Pangeo has multiple groups of users, who have different needs

Pangeo software tools (but not necessarily the infrastructure) are used today by:

(1) university academics,
(2) state-funded researchers (e.g. at National Labs),
(3) individual users globally (e.g. through outreach initiatives or just in the wild) and
(4) private companies / non-profit corporations.

All of these groups have different needs, different priorities, different politics, different funding situations, and different preferred relationships with the people managing their infrastructure. It is unlikely that one solution will fit all, and I agree we should push back against the idea of one solution for all users. Luckily that’s okay, because so long as the core pangeo stack is FOSS, it can be used by multiple infrastructure providers.

How do we envision providing unbiased information?

This would require care, but I don’t think is impossible. Clearly if one person from one company who is selling one solution wrote the recommendations, it would be a problem. But Pangeo already has many people from different constituencies who would be qualified to weigh in, a steering commitee and (now) an independent legal structure.

There is space for many infrastructure solutions

There are multiple possible models for infrastructure solutions. Matt (and Ryan, who is the source of the original comment you quoted Brianna) are proposing one model, which IIUC essentially uses capital from private companies to fund the development and maintenance of infrastructure that could perhaps also serve some people in the other 3 groups. There is clearly a market and a place for this model. However “We” in the rest of the community are still free to reject this model for any reason.

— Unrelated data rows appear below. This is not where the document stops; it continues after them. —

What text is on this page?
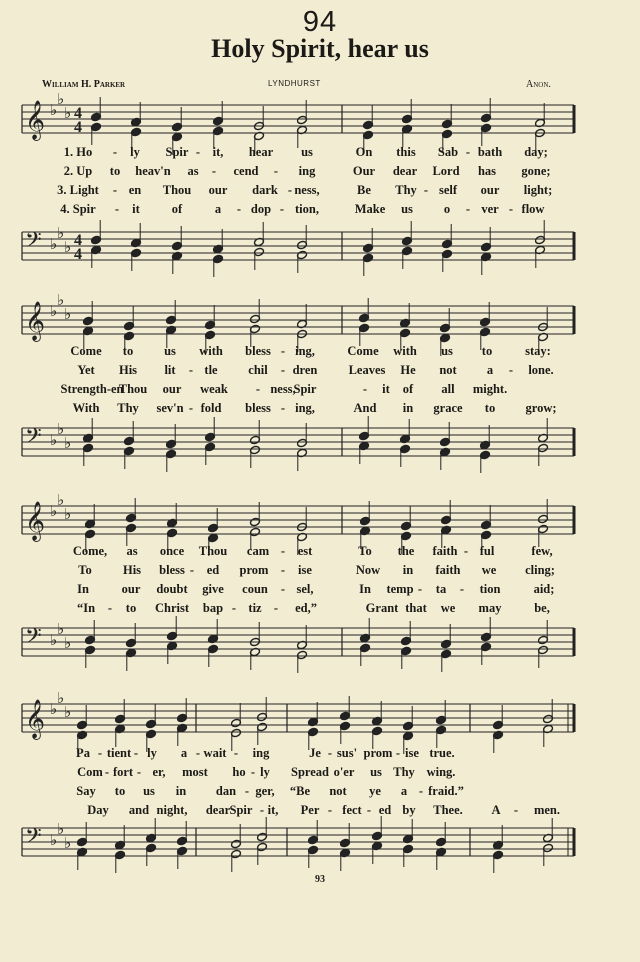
94
Holy Spirit, hear us
William H. Parker	LYNDHURST	Anon.
𝄞 ♭
♭
♭ 4
4
𝄢 ♭
♭
♭ 4
4
𝄞 ♭
♭
♭
𝄢 ♭
♭
♭
𝄞 ♭
♭
♭
𝄢 ♭
♭
♭
𝄞 ♭
♭
♭
𝄢 ♭
♭
♭
1. Ho - ly Spir - it, hear us	On this Sab - bath day;
2. Up to heav'n as - cend - ing	Our dear Lord has gone;
3. Light - en Thou our dark - ness,	Be Thy - self our light;
4. Spir - it	of	a - dop - tion,	Make us o - ver - flow
Come to us with bless - ing,	Come with us to	stay:
Yet His lit - tle chil - dren Leaves He not a - lone.
Strength-en
Thou our weak - ness,
Spir	- it of all might.
With Thy sev'n - fold bless - ing,	And in grace to grow;
Come, as once Thou cam - est	To the faith - ful	few,
To His bless - ed prom - ise	Now in faith we cling;
In	our doubt give coun - sel,	In temp - ta - tion	aid;
“In - to Christ bap - tiz - ed,”	Grant that we may	be,
Pa - tient - ly a - wait - ing	Je - sus' prom - ise true.
Com - fort - er, most ho - ly Spread o'er us Thy wing.
Say to us in dan - ger, “Be not ye a - fraid.”
Day and night, dear Spir - it, Per - fect - ed by Thee. A - men.
93
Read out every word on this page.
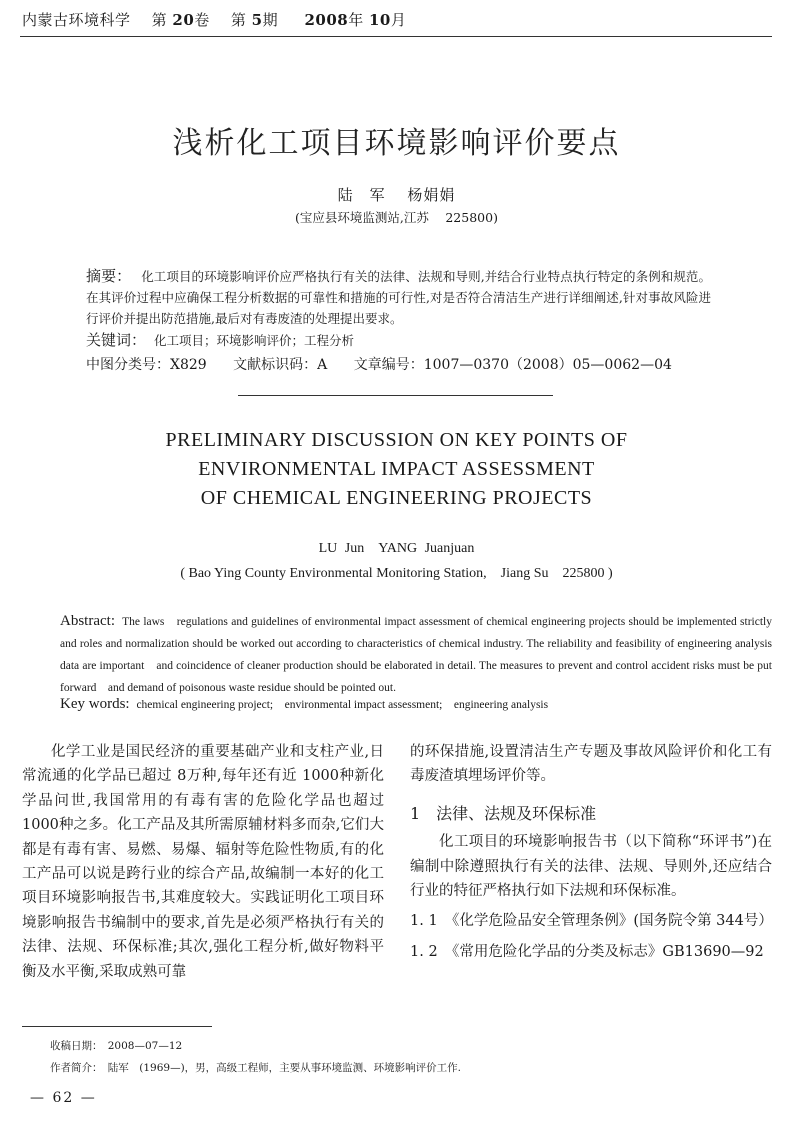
内蒙古环境科学 第 20卷 第 5期 2008年 10月
浅析化工项目环境影响评价要点
陆　军　 杨娟娟
(宝应县环境监测站,江苏　 225800)
摘要： 化工项目的环境影响评价应严格执行有关的法律、法规和导则,并结合行业特点执行特定的条例和规范。在其评价过程中应确保工程分析数据的可靠性和措施的可行性,对是否符合清洁生产进行详细阐述,针对事故风险进行评价并提出防范措施,最后对有毒废渣的处理提出要求。
关键词： 化工项目；环境影响评价；工程分析
中图分类号：X829 文献标识码：A 文章编号：1007—0370（2008）05—0062—04
PRELIMINARY DISCUSSION ON KEY POINTS OF
ENVIRONMENTAL IMPACT ASSESSMENT
OF CHEMICAL ENGINEERING PROJECTS
LU Jun　YANG Juanjuan
( Bao Ying County Environmental Monitoring Station,　Jiang Su　225800 )
Abstract: The laws　regulations and guidelines of environmental impact assessment of chemical engineering projects should be implemented strictly　and roles and normalization should be worked out according to characteristics of chemical industry. The reliability and feasibility of engineering analysis data are important　and coincidence of cleaner production should be elaborated in detail. The measures to prevent and control accident risks must be put forward　and demand of poisonous waste residue should be pointed out.
Key words: chemical engineering project;　environmental impact assessment;　engineering analysis

化学工业是国民经济的重要基础产业和支柱产业,日常流通的化学品已超过 8万种,每年还有近 1000种新化学品问世,我国常用的有毒有害的危险化学品也超过 1000种之多。化工产品及其所需原辅材料多而杂,它们大都是有毒有害、易燃、易爆、辐射等危险性物质,有的化工产品可以说是跨行业的综合产品,故编制一本好的化工项目环境影响报告书,其难度较大。实践证明化工项目环境影响报告书编制中的要求,首先是必须严格执行有关的法律、法规、环保标准;其次,强化工程分析,做好物料平衡及水平衡,采取成熟可靠

的环保措施,设置清洁生产专题及事故风险评价和化工有毒废渣填埋场评价等。

1　法律、法规及环保标准

化工项目的环境影响报告书（以下简称“环评书”)在编制中除遵照执行有关的法律、法规、导则外,还应结合行业的特征严格执行如下法规和环保标准。

1. 1　《化学危险品安全管理条例》(国务院令第 344号）

1. 2　《常用危险化学品的分类及标志》GB13690—92

收稿日期：　2008—07—12

作者简介：　陆军　(1969—)，男，高级工程师，主要从事环境监测、环境影响评价工作.

— 62 —
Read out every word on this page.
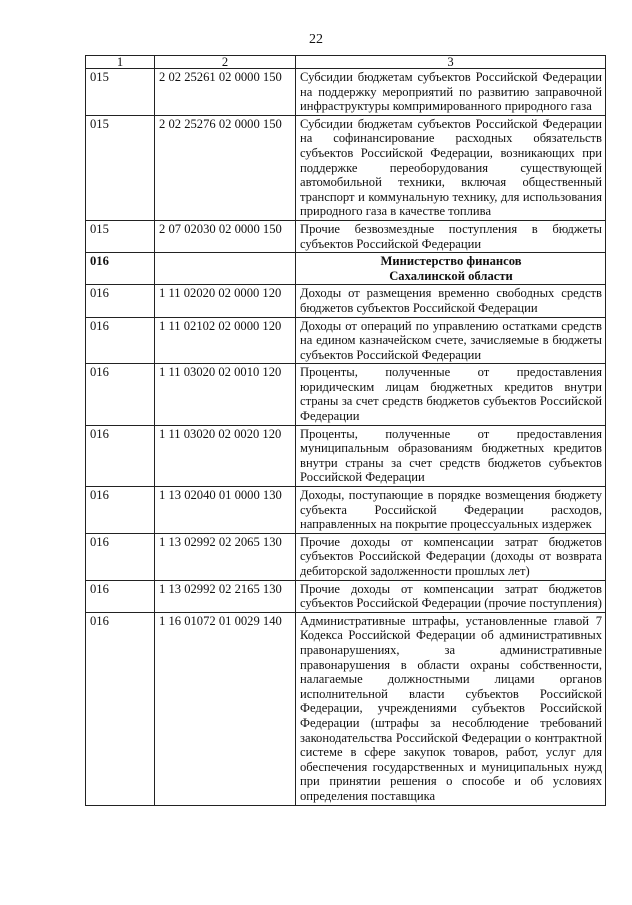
22
1	2	3
015	2 02 25261 02 0000 150	Субсидии бюджетам субъектов Российской Федерации на поддержку мероприятий по развитию заправочной инфраструктуры компримированного природного газа
015	2 02 25276 02 0000 150	Субсидии бюджетам субъектов Российской Федерации на софинансирование расходных обязательств субъектов Российской Федерации, возникающих при поддержке переоборудования существующей автомобильной техники, включая общественный транспорт и коммунальную технику, для использования природного газа в качестве топлива
015	2 07 02030 02 0000 150	Прочие безвозмездные поступления в бюджеты субъектов Российской Федерации
016		Министерство финансов
Сахалинской области

016	1 11 02020 02 0000 120	Доходы от размещения временно свободных средств бюджетов субъектов Российской Федерации
016	1 11 02102 02 0000 120	Доходы от операций по управлению остатками средств на едином казначейском счете, зачисляемые в бюджеты субъектов Российской Федерации
016	1 11 03020 02 0010 120	Проценты, полученные от предоставления юридическим лицам бюджетных кредитов внутри страны за счет средств бюджетов субъектов Российской Федерации
016	1 11 03020 02 0020 120	Проценты, полученные от предоставления муниципальным образованиям бюджетных кредитов внутри страны за счет средств бюджетов субъектов Российской Федерации
016	1 13 02040 01 0000 130	Доходы, поступающие в порядке возмещения бюджету субъекта Российской Федерации расходов, направленных на покрытие процессуальных издержек
016	1 13 02992 02 2065 130	Прочие доходы от компенсации затрат бюджетов субъектов Российской Федерации (доходы от возврата дебиторской задолженности прошлых лет)
016	1 13 02992 02 2165 130	Прочие доходы от компенсации затрат бюджетов субъектов Российской Федерации (прочие поступления)
016	1 16 01072 01 0029 140	Административные штрафы, установленные главой 7 Кодекса Российской Федерации об административных правонарушениях, за административные правонарушения в области охраны собственности, налагаемые должностными лицами органов исполнительной власти субъектов Российской Федерации, учреждениями субъектов Российской Федерации (штрафы за несоблюдение требований законодательства Российской Федерации о контрактной системе в сфере закупок товаров, работ, услуг для обеспечения государственных и муниципальных нужд при принятии решения о способе и об условиях определения поставщика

What other models are possible? I can think of: federally-organised / philanthropically-funded / volunteer-driven as broad categories. I’m personally interested in thinking about which of these models can best serve the wider global scientific community, with diversity and inclusion as an explicit aim. We have some nascent discussion of that question in the What's Next - Democratization - Science/Community thread that Naomi linked.

Specifically what are we afraid of?

It also helps to distinguish what scenario we are concerned about in order to avoid it, rather than just Private == Bad. Are we concerned about vendor lock-in? Losing access to our data? Biased driving of software development priorities? Non-democratic governance? Anti-competitive incentives stifling further innovation? If so I would want to openly discuss these concerns specifically, so choices can be made between offerings depending on priorities, or to ameliorate these risks. (EDIT: This last point is really another way of saying the same thing that Yuvi’s blog post said.)